Blind Spots in Neural Networks
Deep neural networks are highly expressive models that have recently achieved state of the art performance on speech and visual recognition tasks. While their expressiveness is the reason they succeed, it also causes them to learn uninterpretable solutions.
We find that deep neural networks learn input-output mappings that are fairly discontinuous to a significant extent. We can cause the network to misclassify an image by applying a certain hardly perceptible perturbation, which is found by maximizing the network’s prediction error. In addition, the specific nature of these perturbations is not a random artifact of learning: the same perturbation can cause a different network, that was trained on a different subset of the dataset, to misclassify the same input.

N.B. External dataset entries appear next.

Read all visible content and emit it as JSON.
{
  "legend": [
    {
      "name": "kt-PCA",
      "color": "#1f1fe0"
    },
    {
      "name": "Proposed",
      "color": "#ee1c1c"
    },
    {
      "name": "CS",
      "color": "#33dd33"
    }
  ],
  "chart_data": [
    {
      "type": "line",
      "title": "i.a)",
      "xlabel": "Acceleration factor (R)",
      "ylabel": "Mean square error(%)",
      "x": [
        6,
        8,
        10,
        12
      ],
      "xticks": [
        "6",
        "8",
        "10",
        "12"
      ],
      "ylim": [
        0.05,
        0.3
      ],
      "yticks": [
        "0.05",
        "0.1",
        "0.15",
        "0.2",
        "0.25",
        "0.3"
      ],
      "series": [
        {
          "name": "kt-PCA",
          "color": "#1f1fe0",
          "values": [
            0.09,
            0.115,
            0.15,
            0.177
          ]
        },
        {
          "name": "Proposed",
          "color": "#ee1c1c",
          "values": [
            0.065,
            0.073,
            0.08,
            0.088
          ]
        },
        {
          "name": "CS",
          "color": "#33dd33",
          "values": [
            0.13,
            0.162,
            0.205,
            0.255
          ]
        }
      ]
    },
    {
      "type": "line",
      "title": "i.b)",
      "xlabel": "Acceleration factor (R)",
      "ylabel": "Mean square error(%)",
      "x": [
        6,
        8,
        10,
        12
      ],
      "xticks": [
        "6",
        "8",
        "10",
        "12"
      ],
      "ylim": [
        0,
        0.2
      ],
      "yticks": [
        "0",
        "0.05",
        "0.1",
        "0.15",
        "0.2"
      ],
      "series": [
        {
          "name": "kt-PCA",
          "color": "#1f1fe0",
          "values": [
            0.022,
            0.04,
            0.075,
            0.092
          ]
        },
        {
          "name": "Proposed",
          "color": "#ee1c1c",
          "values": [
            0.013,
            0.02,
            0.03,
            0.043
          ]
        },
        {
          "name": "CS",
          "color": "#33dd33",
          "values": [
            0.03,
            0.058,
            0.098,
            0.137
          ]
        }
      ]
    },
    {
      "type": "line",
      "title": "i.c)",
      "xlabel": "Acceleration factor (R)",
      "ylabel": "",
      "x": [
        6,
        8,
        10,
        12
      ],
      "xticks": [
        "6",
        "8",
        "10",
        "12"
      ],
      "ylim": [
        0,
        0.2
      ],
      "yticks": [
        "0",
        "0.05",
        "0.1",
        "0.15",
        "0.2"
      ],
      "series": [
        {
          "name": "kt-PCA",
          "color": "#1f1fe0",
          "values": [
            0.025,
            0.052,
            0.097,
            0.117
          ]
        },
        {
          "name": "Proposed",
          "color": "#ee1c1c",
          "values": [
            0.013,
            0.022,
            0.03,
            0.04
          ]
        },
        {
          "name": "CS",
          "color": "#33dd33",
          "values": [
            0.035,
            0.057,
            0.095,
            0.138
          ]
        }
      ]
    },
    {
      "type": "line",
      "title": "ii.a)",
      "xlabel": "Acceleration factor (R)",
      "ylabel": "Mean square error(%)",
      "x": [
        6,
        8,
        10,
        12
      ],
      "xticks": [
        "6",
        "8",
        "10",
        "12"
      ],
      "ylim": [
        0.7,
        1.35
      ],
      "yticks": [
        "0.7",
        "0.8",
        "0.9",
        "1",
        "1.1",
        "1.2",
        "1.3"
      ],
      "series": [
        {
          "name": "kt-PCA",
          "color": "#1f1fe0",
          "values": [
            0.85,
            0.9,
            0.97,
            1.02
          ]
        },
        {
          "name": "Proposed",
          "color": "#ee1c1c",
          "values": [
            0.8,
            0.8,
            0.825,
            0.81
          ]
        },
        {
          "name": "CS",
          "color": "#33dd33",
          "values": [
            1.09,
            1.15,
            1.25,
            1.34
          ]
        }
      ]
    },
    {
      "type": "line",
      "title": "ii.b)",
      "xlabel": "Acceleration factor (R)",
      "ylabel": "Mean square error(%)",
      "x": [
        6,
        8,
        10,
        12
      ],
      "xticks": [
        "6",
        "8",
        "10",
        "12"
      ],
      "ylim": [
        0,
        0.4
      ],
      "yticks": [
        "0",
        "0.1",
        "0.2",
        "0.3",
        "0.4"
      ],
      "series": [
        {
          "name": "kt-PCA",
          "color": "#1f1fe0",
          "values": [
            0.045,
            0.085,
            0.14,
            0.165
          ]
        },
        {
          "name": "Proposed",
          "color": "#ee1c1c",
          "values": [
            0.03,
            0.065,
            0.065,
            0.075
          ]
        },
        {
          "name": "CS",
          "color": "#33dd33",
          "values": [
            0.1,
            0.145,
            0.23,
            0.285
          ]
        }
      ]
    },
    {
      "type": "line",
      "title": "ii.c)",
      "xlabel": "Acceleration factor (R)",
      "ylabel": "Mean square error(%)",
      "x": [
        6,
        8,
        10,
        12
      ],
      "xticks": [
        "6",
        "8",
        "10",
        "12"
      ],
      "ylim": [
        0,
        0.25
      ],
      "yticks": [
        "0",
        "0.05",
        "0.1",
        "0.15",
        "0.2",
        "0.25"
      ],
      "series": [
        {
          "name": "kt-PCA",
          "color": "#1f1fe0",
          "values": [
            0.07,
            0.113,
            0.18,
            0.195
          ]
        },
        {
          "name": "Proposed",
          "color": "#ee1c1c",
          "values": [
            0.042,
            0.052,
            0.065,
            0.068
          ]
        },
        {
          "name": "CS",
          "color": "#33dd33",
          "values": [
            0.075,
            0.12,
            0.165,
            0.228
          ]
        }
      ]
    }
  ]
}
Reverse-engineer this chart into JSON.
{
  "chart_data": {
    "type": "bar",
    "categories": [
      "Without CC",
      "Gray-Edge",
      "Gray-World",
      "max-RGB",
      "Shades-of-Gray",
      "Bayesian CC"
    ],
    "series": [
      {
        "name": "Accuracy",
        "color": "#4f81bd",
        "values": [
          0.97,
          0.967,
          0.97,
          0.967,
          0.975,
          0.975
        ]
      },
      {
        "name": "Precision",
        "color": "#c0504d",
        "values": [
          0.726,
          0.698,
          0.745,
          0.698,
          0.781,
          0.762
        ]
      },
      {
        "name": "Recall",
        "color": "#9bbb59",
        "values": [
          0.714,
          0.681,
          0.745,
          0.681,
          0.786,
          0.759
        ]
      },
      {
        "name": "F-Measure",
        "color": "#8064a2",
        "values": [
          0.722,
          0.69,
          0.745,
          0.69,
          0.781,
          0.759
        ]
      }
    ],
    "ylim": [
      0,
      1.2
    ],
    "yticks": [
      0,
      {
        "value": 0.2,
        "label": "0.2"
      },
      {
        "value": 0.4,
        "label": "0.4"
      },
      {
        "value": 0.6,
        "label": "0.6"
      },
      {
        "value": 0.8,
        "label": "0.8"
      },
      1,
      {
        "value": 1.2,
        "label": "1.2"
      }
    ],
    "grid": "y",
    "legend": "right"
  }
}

Wojciech Zaremba is a PhD student at the New York University, and a scientist at Facebook AI Research. His expertise lies on deep learning, where he has experience in computer vision, and natural language processing problems. He is interested in solving symbolic manipulation tasks, which include reasoning about mathematical formulas, or computer program properties.
Wojciech has worked as a member of Google Brain under supervision of Prof. Geoffrey Hinton, and Ilya Sutskever. He holds a Master's degree summa cum laude from Ecole Polytechnique in Paris. He has also received a silver medal at the International Mathematical Olympiad in 2007.